Le marché du travail sénégalais en 2024 fait l’objet d’une analyse approfondie dans le dernier rapport annuel publié par le Ministère du Travail, de l’Emploi et des Relations avec les Institutions.
Ce document dresse un état des lieux détaillé de l’emploi, des dynamiques entrepreneuriales ainsi que des activités de contrôle menées par l’inspection du travail au cours de l’année.

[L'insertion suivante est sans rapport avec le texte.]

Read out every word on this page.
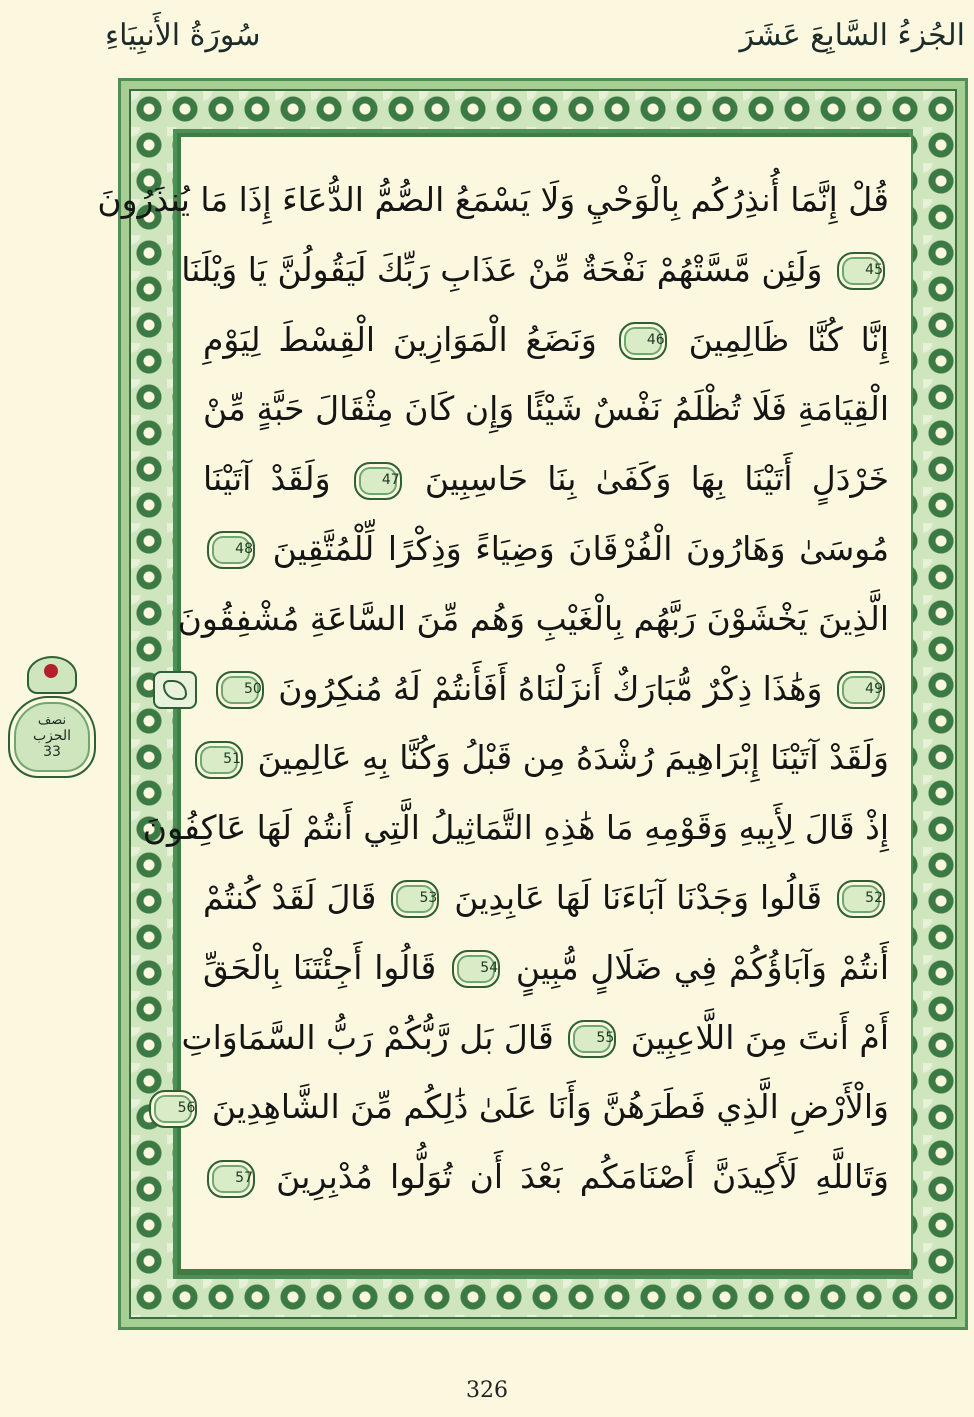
الجُزءُ السَّابِعَ عَشَرَ
سُورَةُ الأَنبِيَاءِ
نصف
الحزب
33
قُلْ إِنَّمَا أُنذِرُكُم بِالْوَحْيِ وَلَا يَسْمَعُ الصُّمُّ الدُّعَاءَ إِذَا مَا يُنذَرُونَ
45 وَلَئِن مَّسَّتْهُمْ نَفْحَةٌ مِّنْ عَذَابِ رَبِّكَ لَيَقُولُنَّ يَا وَيْلَنَا
إِنَّا كُنَّا ظَالِمِينَ 46 وَنَضَعُ الْمَوَازِينَ الْقِسْطَ لِيَوْمِ
الْقِيَامَةِ فَلَا تُظْلَمُ نَفْسٌ شَيْئًا وَإِن كَانَ مِثْقَالَ حَبَّةٍ مِّنْ
خَرْدَلٍ أَتَيْنَا بِهَا وَكَفَىٰ بِنَا حَاسِبِينَ 47 وَلَقَدْ آتَيْنَا
مُوسَىٰ وَهَارُونَ الْفُرْقَانَ وَضِيَاءً وَذِكْرًا لِّلْمُتَّقِينَ 48
الَّذِينَ يَخْشَوْنَ رَبَّهُم بِالْغَيْبِ وَهُم مِّنَ السَّاعَةِ مُشْفِقُونَ
49 وَهَٰذَا ذِكْرٌ مُّبَارَكٌ أَنزَلْنَاهُ أَفَأَنتُمْ لَهُ مُنكِرُونَ 50
وَلَقَدْ آتَيْنَا إِبْرَاهِيمَ رُشْدَهُ مِن قَبْلُ وَكُنَّا بِهِ عَالِمِينَ 51
إِذْ قَالَ لِأَبِيهِ وَقَوْمِهِ مَا هَٰذِهِ التَّمَاثِيلُ الَّتِي أَنتُمْ لَهَا عَاكِفُونَ
52 قَالُوا وَجَدْنَا آبَاءَنَا لَهَا عَابِدِينَ 53 قَالَ لَقَدْ كُنتُمْ
أَنتُمْ وَآبَاؤُكُمْ فِي ضَلَالٍ مُّبِينٍ 54 قَالُوا أَجِئْتَنَا بِالْحَقِّ
أَمْ أَنتَ مِنَ اللَّاعِبِينَ 55 قَالَ بَل رَّبُّكُمْ رَبُّ السَّمَاوَاتِ
وَالْأَرْضِ الَّذِي فَطَرَهُنَّ وَأَنَا عَلَىٰ ذَٰلِكُم مِّنَ الشَّاهِدِينَ 56
وَتَاللَّهِ لَأَكِيدَنَّ أَصْنَامَكُم بَعْدَ أَن تُوَلُّوا مُدْبِرِينَ 57
326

Des créations d’établissements en léger recul, mais un solde positif
En 2024, 1 928 établissements ont été ouverts, soit une baisse de 4 % par rapport à 2023. Parmi les 1 928 entreprises ouvertes en 2024, le commerce arrive en tête avec 30 % des créations, suivi par le secteur de la construction qui représente 14 % des nouveaux établissements. En parallèle, 155 fermetures ont été enregistrées, en hausse de 26 %, traduisant une certaine fragilité dans le tissu entrepreneurial. Le solde reste néanmoins positif, avec 1 773 établissements supplémentaires, signe d’un environnement globalement favorable à la création d’activités, malgré une conjoncture économique encore tendue.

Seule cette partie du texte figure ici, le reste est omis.